Activism across the capital structure. With the multitude of securities and undisclosed derivatives available for investment and hedging up and down the capitalization structure, activists are increasingly using various entry points to deploy activist measures in situations where their true economic motivations may not be evident. For example, debtholders with economic positions designed to profit from a default in a company’s debt (i.e., through credit default swaps) are more frequently threatening to assert a default directly. Strategies include raising the possibility of tripping the change of control covenants by buying up large equity stakes on the cheap, acquiring a position sufficient to block a shareholder vote for a transaction necessary to stave off insolvency, or, as Aurelius is pursuing at Windstream, formally asserting a technical covenant default on a transaction approved and consummated years ago. While the CFTC has publicly suggested that other strategies involving a company and creditor “manufacturing” a default designed to trigger credit default swap payments to the creditor may constitute market manipulation, we expect continued creativity from activist investors seeking to profit from their varied and hedged debt and equity positions.

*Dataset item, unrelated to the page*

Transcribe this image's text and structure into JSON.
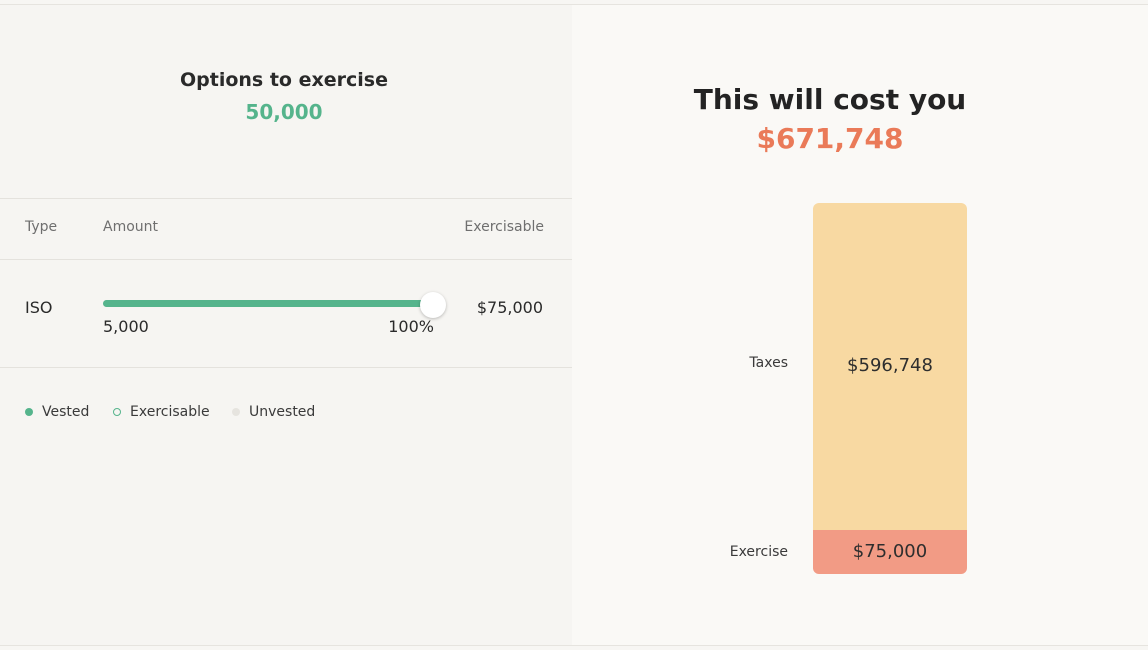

The growing impact of ESG. As ESG principles continue to grow as a focal point for passive institutional investors, the fastest growing segment of the shareholder base, activists are more prominently incorporating ESG-related demands into the messaging and platforms of their campaigns. Some activists have made governance issues the singular focus of their public campaigns even if their overall goals may be broader (e.g., Glenview’s push for the shareholder written consent right at Tenet), while others have gone as far as launching dedicated ESG activist funds (e.g., Jana is raising a new ESG-focused fund and partnered with CalSTRS in pushing Apple to address iPhone parental controls). As passive funds increasingly play the role of the “swing vote” in contested elections, we expect ESG matters to figure more prominently in both activist campaigns and regular way investor engagement.